Scientists have challenged methyl iodide at each step of the regulatory process. In 2007, as EPA was preparing to register the fumigant federally, 54 scientists – among them five Nobel prize winners – submitted a letter decrying the chemical as too toxic for use. The chemical has carcinogenic and neurotoxic properties, and can cause fetal damage or death.
Methyl iodide was developed as a replacement for methyl bromide, which is being phased out because of its ozone-depleting properties.

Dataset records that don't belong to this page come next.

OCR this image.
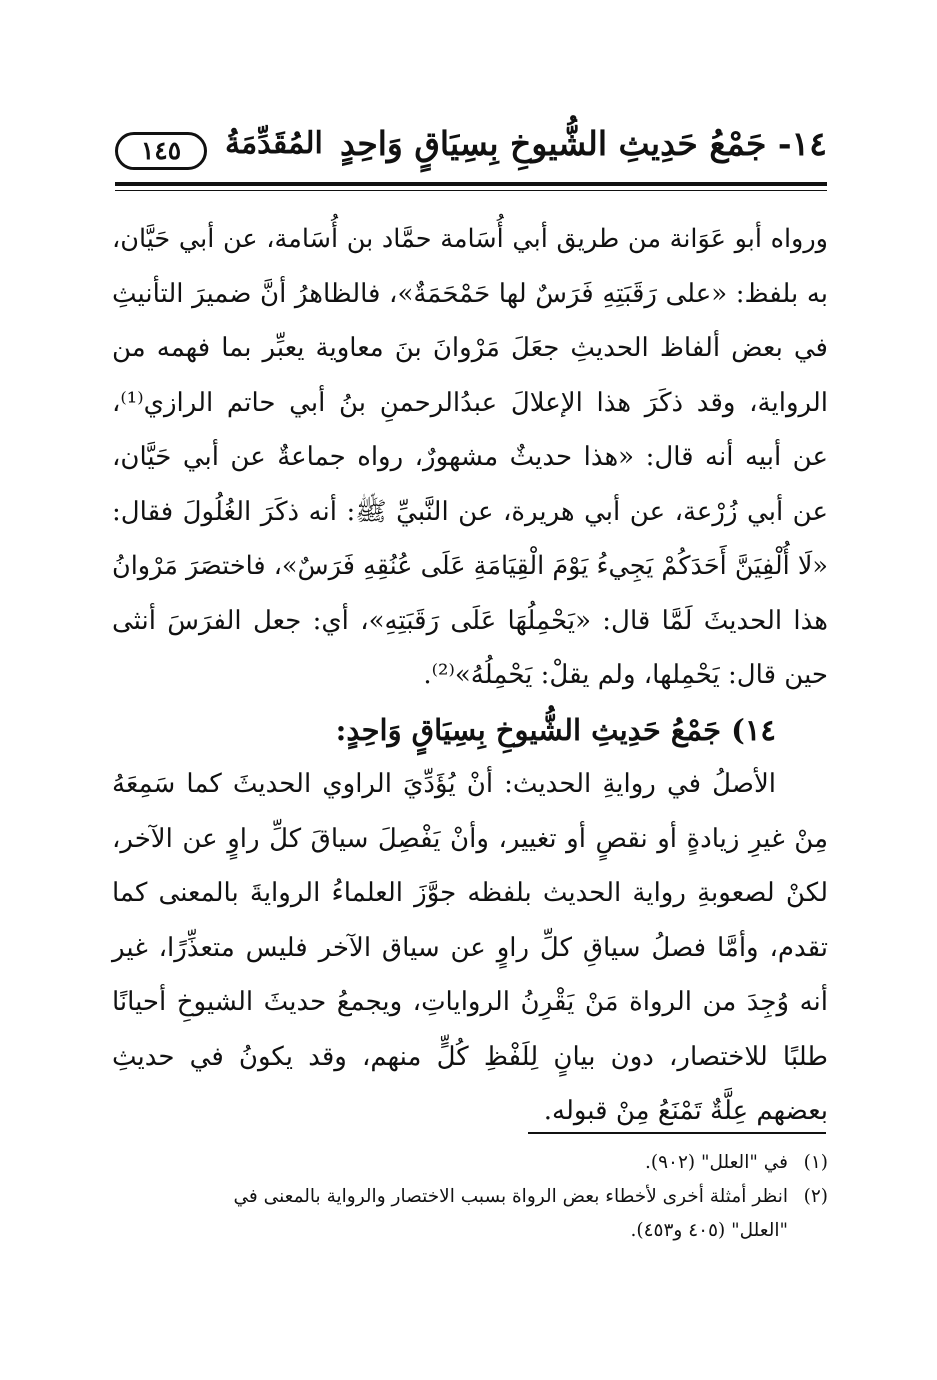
١٤- جَمْعُ حَدِيثِ الشُّيوخِ بِسِيَاقٍ وَاحِدٍ
المُقَدِّمَةُ
١٤٥
ورواه أبو عَوَانة من طريق أبي أُسَامة حمَّاد بن أُسَامة، عن أبي حَيَّان،
به بلفظ: «على رَقَبَتِهِ فَرَسٌ لها حَمْحَمَةٌ»، فالظاهرُ أنَّ ضميرَ التأنيثِ
في بعض ألفاظ الحديثِ جعَلَ مَرْوانَ بنَ معاوية يعبِّر بما فهمه من
الرواية، وقد ذكَرَ هذا الإعلالَ عبدُالرحمنِ بنُ أبي حاتم الرازي⁽¹⁾،
عن أبيه أنه قال: «هذا حديثٌ مشهورٌ، رواه جماعةٌ عن أبي حَيَّان،
عن أبي زُرْعة، عن أبي هريرة، عن النَّبيِّ ﷺ: أنه ذكَرَ الغُلُولَ فقال:
«لَا أُلْفِيَنَّ أَحَدَكُمْ يَجِيءُ يَوْمَ الْقِيَامَةِ عَلَى عُنُقِهِ فَرَسٌ»، فاختصَرَ مَرْوانُ
هذا الحديثَ لَمَّا قال: «يَحْمِلُهَا عَلَى رَقَبَتِهِ»، أي: جعل الفرَسَ أنثى
حين قال: يَحْمِلها، ولم يقلْ: يَحْمِلُهُ»⁽²⁾.
١٤) جَمْعُ حَدِيثِ الشُّيوخِ بِسِيَاقٍ وَاحِدٍ:
الأصلُ في روايةِ الحديث: أنْ يُؤَدِّيَ الراوي الحديثَ كما سَمِعَهُ
مِنْ غيرِ زيادةٍ أو نقصٍ أو تغيير، وأنْ يَفْصِلَ سياقَ كلِّ راوٍ عن الآخر،
لكنْ لصعوبةِ رواية الحديث بلفظه جوَّزَ العلماءُ الروايةَ بالمعنى كما
تقدم، وأمَّا فصلُ سياقِ كلِّ راوٍ عن سياق الآخر فليس متعذِّرًا، غير
أنه وُجِدَ من الرواة مَنْ يَقْرِنُ الرواياتِ، ويجمعُ حديثَ الشيوخِ أحيانًا
طلبًا للاختصار، دون بيانٍ لِلَفْظِ كُلٍّ منهم، وقد يكونُ في حديثِ
بعضهم عِلَّةٌ تَمْنَعُ مِنْ قبوله.
(١)في "العلل" (٩٠٢).
(٢)انظر أمثلة أخرى لأخطاء بعض الرواة بسبب الاختصار والرواية بالمعنى في
"العلل" (٤٠٥ و٤٥٣).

Some California berry growers have permits for limited methyl bromide use through 2012, and pending applications for 2013.
But as to alternatives, California Strawberry Commission Director of Public Policy Rick Tomlinson says a fumigant like methyl iodide is the only viable business option for growers besides subsidies.
As of Feb. 22, no growers had applied to any county agriculture commissioners for application permits.
The $2.1 billion industry may be waiting for their season to approach – or to see if the controversy leads to DPR pulling the registration. California Rural Legal Assistance and the environmental group EarthJustice also filed suit against DPR, asking the court to order the approval to be rescinded.
DPR chief Mary Ann Warmerdam read a statement during the hearing saying registration “would not have been granted if we were not confident these products could be used safely.”